Formare degli apostoli

Soffermandosi su temi legati al kerigma, alla liturgia e alla carità, monsignor José Luis Mumbiela Sierra, vescovo della Santissima Trinità in Almaty, ha poi ricordato che la diminuzione del numero di cattolici in Kazakistan, provocata dall’emigrazione, deve portare a cercare nuovi orizzonti di apostolato. Tra le urgenze, il vescovo della Santissima Trinità in Almaty ha indicato quella di formare degli apostoli, dei testimoni missionari capaci di diffondere la bellezza del messaggio cristiano.
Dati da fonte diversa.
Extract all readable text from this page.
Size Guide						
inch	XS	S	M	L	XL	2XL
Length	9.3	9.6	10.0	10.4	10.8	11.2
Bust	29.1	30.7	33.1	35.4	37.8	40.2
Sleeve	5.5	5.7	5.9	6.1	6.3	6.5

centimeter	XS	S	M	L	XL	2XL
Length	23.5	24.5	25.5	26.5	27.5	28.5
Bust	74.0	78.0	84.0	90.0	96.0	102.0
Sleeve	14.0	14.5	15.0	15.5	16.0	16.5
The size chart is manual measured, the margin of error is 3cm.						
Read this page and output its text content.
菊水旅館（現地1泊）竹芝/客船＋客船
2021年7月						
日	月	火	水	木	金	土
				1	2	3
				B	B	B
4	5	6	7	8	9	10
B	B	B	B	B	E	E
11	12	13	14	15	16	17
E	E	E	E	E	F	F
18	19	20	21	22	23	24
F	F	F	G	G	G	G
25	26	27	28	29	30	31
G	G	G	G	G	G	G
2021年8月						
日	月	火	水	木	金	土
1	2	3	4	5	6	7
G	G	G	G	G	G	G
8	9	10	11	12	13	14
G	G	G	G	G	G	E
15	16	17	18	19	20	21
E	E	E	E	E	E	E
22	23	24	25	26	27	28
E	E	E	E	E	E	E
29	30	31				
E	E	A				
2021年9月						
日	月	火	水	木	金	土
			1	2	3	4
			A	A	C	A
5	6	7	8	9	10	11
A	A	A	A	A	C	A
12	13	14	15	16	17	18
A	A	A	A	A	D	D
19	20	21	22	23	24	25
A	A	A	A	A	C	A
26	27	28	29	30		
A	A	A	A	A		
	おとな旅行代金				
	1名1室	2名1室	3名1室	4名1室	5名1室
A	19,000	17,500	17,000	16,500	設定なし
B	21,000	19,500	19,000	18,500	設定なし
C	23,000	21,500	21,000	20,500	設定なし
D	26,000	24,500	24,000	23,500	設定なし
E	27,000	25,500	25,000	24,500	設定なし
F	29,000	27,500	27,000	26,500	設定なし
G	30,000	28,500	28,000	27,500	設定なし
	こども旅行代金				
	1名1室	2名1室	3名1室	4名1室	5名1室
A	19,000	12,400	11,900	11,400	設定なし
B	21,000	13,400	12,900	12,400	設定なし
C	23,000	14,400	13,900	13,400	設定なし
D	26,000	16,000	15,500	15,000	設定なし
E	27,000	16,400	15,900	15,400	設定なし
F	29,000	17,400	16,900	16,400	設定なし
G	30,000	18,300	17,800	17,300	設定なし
Monsignor José Luis Mumbiela Sierra ha quindi sottolineato che il Sinodo incentrato sul tema “Per una Chiesa sinodale: comunione, partecipazione e missione”, aperto da Papa Francesco con la messa presieduta nella Basilica di San Pietro domenica 10 ottobre, può  rivelarsi un’occasione straordinaria per discernere i passi che si devono compiere in ogni diocesi. Padre Leopold Kropfreiter, direttore nazionale delle Pom in Kazakistan, ha sottolineato che i cattolici in questo Paese sono quasi il 2 per cento, un seme in mezzo a tante culture diverse. La sfida, ha ricordato, è soprattutto quella di sviluppare la pastorale giovanile, di aprire lo stile missionario alla cultura e alla lingua del Kazakistan, il cui tratto distintivo è quello dell’ospitalità. Padre Tadeusz Nowak, segretario generale della Pontificia Opera per la Propagazione della Fede, ha detto che sono molteplici i progetti sostenuti e da sostenere per portare avanti il lavoro dei missionari in Asia centrale. Ci sono tanti segnali “del lavoro che la Chiesa sta svolgendo” in queste terre. 

Sale del mondo

In Uzbekistan la convivenza tra culture e religioni nell’Uzbekistan risale a tempi molto antichi: si racconta che alcuni ebrei arrivarono nel paese circa 200 anni fa e costruirono una sinagoga. L’amministratore Apostolico dell’Uzbekistan,  monsignor Jerzy Maculewicz, ha ricordato in particolare il Giubileo dei 30 anni di presenza francescana in questo Paese. Un periodo, ha detto, non privo di difficoltà. In Uzbekistan la presenza cattolica è costituita da cinque parrocchie distribuite tra Tashkent, Samarcanda, Bukhara, Urgench e Fergana, le città più importanti del Paese. I battezzati sono circa tre mila.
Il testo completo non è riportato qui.